*Verus philosophus est amator Dei - Santo Agostinho

terça-feira, 5 de outubro de 2010

Rescaldo das urnas(retirado do Observatório da Imprensa)

Quem perdeu as eleições

Por Carlos Brickmann em 5/10/2010

Não, quem perdeu não foram os candidatos derrotados: em eleições, às vezes se ganha, às vezes não, a vida política de cada um continua existindo. Também não foram os veículos de comunicação, apesar das múltiplas falhas de cobertura e de comportamento: alguns têm tradição, não é um problema ou outro que, isoladamente, irá derrubá-los; outros, jovens, têm tempo para recuperar-se (ou para cair, sendo substituídos rapidamente, já que a internet praticamente não exige capital para montar um blog). Quem perdeu as eleições, mais do que todos, foram os consumidores de informação: estes ficaram sem nenhuma certeza, nem a de que seu veículo preferido estivesse divulgando notícias corretas.

Estas eleições, na opinião deste colunista, retratam bem as dúvidas dos meios de comunicação sobre o trabalho que devem desempenhar. A TV e o rádio foram praticamente varridos da cobertura, por leis fantasticamente restritivas; a imprensa clássica muitas vezes se confundiu na conceituação de notícia, análise e opinião; alguns jornalistas, que sempre se acomodaram confortavelmente na imprensa tradicional e perderam agora seus lugares, também se confundiram na definição do que seria uma outra visão dos fatos e optaram pela tentativa de desmoralização de jornais e emissoras.

Nessa tentativa acabaram fazendo com que alguns veículos se sentissem acuados e procurassem defender-se preventivamente. Perdeu-se até mesmo a noção de que erros acontecem: cada erro passou a ser interpretado de maneira conspiratória, como se criado fosse numa sala mal-iluminada, onde concorrentes históricos tramariam em conjunto a maneira mais nociva de dar uma notícia (e, o que é mais engraçado, os proprietários dos meios de comunicação, os "barões da mídia", seriam comandados por um funcionário de outra empresa – um alto funcionário, bem preparado, eficiente, conceituado, mas não um acionista ou herdeiro).

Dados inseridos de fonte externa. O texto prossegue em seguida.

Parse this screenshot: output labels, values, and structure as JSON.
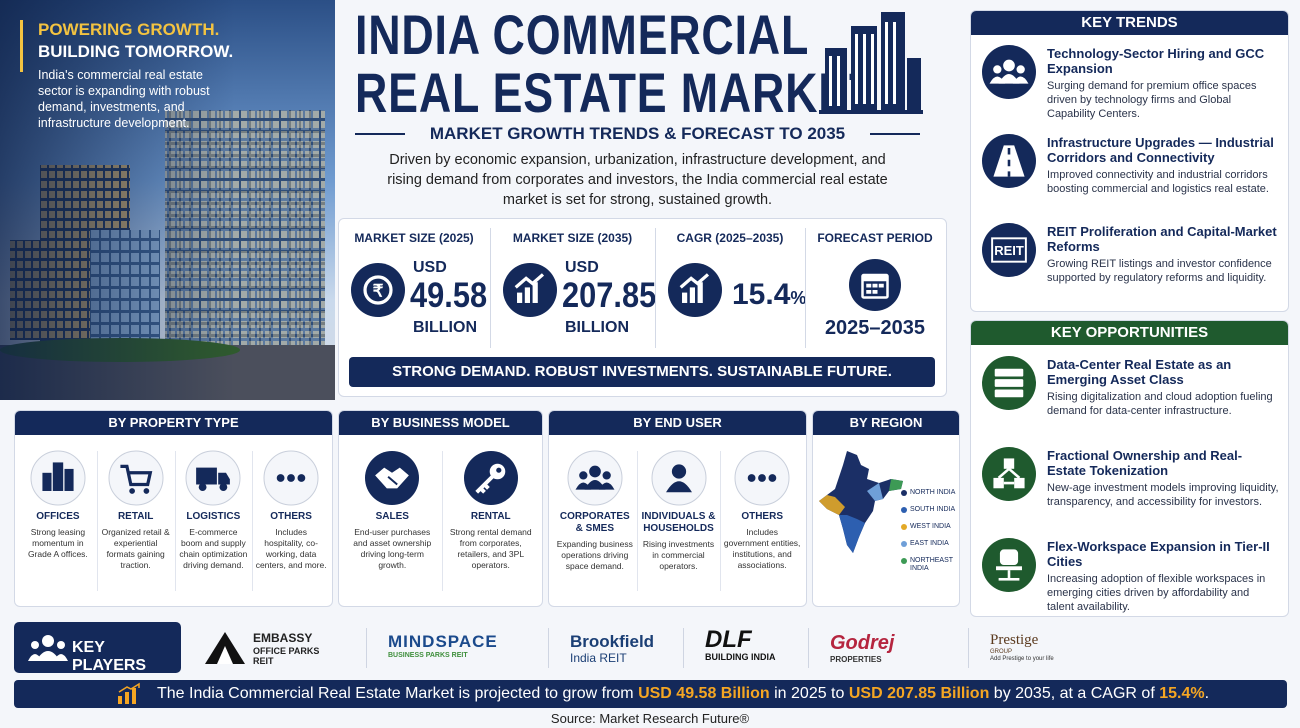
{
  "hero": {
    "tagline_1": "POWERING GROWTH.",
    "tagline_2": "BUILDING TOMORROW.",
    "text": "India's commercial real estate sector is expanding with robust demand, investments, and infrastructure development."
  },
  "header": {
    "title_1": "INDIA COMMERCIAL",
    "title_2": "REAL ESTATE MARKET",
    "subtitle": "MARKET GROWTH TRENDS & FORECAST TO 2035",
    "description": "Driven by economic expansion, urbanization, infrastructure development, and rising demand from corporates and investors, the India commercial real estate market is set for strong, sustained growth."
  },
  "stats": [
    {
      "label": "MARKET SIZE (2025)",
      "prefix": "USD",
      "value": "49.58",
      "unit": "BILLION"
    },
    {
      "label": "MARKET SIZE (2035)",
      "prefix": "USD",
      "value": "207.85",
      "unit": "BILLION"
    },
    {
      "label": "CAGR (2025–2035)",
      "value": "15.4",
      "unit": "%"
    },
    {
      "label": "FORECAST PERIOD",
      "value": "2025–2035"
    }
  ],
  "banner": "STRONG DEMAND. ROBUST INVESTMENTS. SUSTAINABLE FUTURE.",
  "key_trends": {
    "title": "KEY TRENDS",
    "items": [
      {
        "title": "Technology-Sector Hiring and GCC Expansion",
        "text": "Surging demand for premium office spaces driven by technology firms and Global Capability Centers."
      },
      {
        "title": "Infrastructure Upgrades — Industrial Corridors and Connectivity",
        "text": "Improved connectivity and industrial corridors boosting commercial and logistics real estate."
      },
      {
        "title": "REIT Proliferation and Capital-Market Reforms",
        "text": "Growing REIT listings and investor confidence supported by regulatory reforms and liquidity.",
        "icon_label": "REIT"
      }
    ]
  },
  "key_opportunities": {
    "title": "KEY OPPORTUNITIES",
    "items": [
      {
        "title": "Data-Center Real Estate as an Emerging Asset Class",
        "text": "Rising digitalization and cloud adoption fueling demand for data-center infrastructure."
      },
      {
        "title": "Fractional Ownership and Real-Estate Tokenization",
        "text": "New-age investment models improving liquidity, transparency, and accessibility for investors."
      },
      {
        "title": "Flex-Workspace Expansion in Tier-II Cities",
        "text": "Increasing adoption of flexible workspaces in emerging cities driven by affordability and talent availability."
      }
    ]
  },
  "segments": [
    {
      "title": "BY PROPERTY TYPE",
      "items": [
        {
          "name": "OFFICES",
          "text": "Strong leasing momentum in Grade A offices."
        },
        {
          "name": "RETAIL",
          "text": "Organized retail & experiential formats gaining traction."
        },
        {
          "name": "LOGISTICS",
          "text": "E-commerce boom and supply chain optimization driving demand."
        },
        {
          "name": "OTHERS",
          "text": "Includes hospitality, co-working, data centers, and more."
        }
      ]
    },
    {
      "title": "BY BUSINESS MODEL",
      "items": [
        {
          "name": "SALES",
          "text": "End-user purchases and asset ownership driving long-term growth."
        },
        {
          "name": "RENTAL",
          "text": "Strong rental demand from corporates, retailers, and 3PL operators."
        }
      ]
    },
    {
      "title": "BY END USER",
      "items": [
        {
          "name": "CORPORATES & SMES",
          "text": "Expanding business operations driving space demand."
        },
        {
          "name": "INDIVIDUALS & HOUSEHOLDS",
          "text": "Rising investments in commercial operators."
        },
        {
          "name": "OTHERS",
          "text": "Includes government entities, institutions, and associations."
        }
      ]
    }
  ],
  "region": {
    "title": "BY REGION",
    "legend": [
      {
        "name": "NORTH INDIA",
        "color": "#1b2f66"
      },
      {
        "name": "SOUTH INDIA",
        "color": "#2d5fb0"
      },
      {
        "name": "WEST INDIA",
        "color": "#e3a927"
      },
      {
        "name": "EAST INDIA",
        "color": "#6f9fd8"
      },
      {
        "name": "NORTHEAST INDIA",
        "color": "#3d9a55"
      }
    ]
  },
  "key_players": {
    "title": "KEY PLAYERS",
    "players": [
      {
        "lines": [
          "EMBASSY",
          "OFFICE PARKS",
          "REIT"
        ]
      },
      {
        "lines": [
          "MINDSPACE",
          "BUSINESS PARKS REIT"
        ]
      },
      {
        "lines": [
          "Brookfield",
          "India REIT"
        ]
      },
      {
        "lines": [
          "DLF",
          "BUILDING INDIA"
        ]
      },
      {
        "lines": [
          "Godrej",
          "PROPERTIES"
        ]
      },
      {
        "lines": [
          "Prestige",
          "GROUP",
          "Add Prestige to your life"
        ]
      }
    ]
  },
  "footer": {
    "segments": [
      {
        "text": "The India Commercial Real Estate Market is projected to grow from "
      },
      {
        "text": "USD 49.58 Billion",
        "highlight": true
      },
      {
        "text": " in 2025 to "
      },
      {
        "text": "USD 207.85 Billion",
        "highlight": true
      },
      {
        "text": " by 2035, at a CAGR of "
      },
      {
        "text": "15.4%",
        "highlight": true
      },
      {
        "text": "."
      }
    ]
  },
  "source": "Source: Market Research Future®"
}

Na cobertura das eleições, faltou aquela pergunta clássica dos jornais americanos: "Where is the beef?" Cadê a carne, cadê a sustança, cadê a notícia propriamente dita? Um bom caso: divergências entre institutos de pesquisas são aceitáveis dentro de determinados limites, mas não há explicação possível para diferenças tão flagrantes, que indiquem tendências tão opostas quanto as que ocorreram nesta campanha. Não é questão de lançar suspeitas sobre ninguém, mas de fazer a boa e velha reportagem que identifique onde está o erro. E, se não houver erro, mas uma decisão deliberada de modificar os resultados de maneira a beneficiar alguém, mais ainda se torna necessária a reportagem, porque aí se trata de crime. Nas diversas campanhas dos diversos estados, muita gente se envolveu com contratação de pesquisas. Ninguém estará disposto a contar o que viu e ouviu?

Eleição é complicado. Mexe com a ideologia de cada um dos jornalistas, mexe com a ideologia de cada um dos meios de comunicação, mexe com simpatias pessoais. Por isso mesmo a busca dos fatos é mais árdua. Mas esta é nossa profissão. Há muitos e muitos anos, o Jornal do Brasil, que era sem dúvida o melhor jornal do país, aderiu à campanha de um candidato ao governo do Rio, o professor Flexa Ribeiro. Nem por isso a cobertura, magnífica, apresentou desvio contra o outro candidato forte, Negrão de Lima (que venceu as eleições). Pode-se ter a posição que se queira, desde que não se perca a postura jornalística.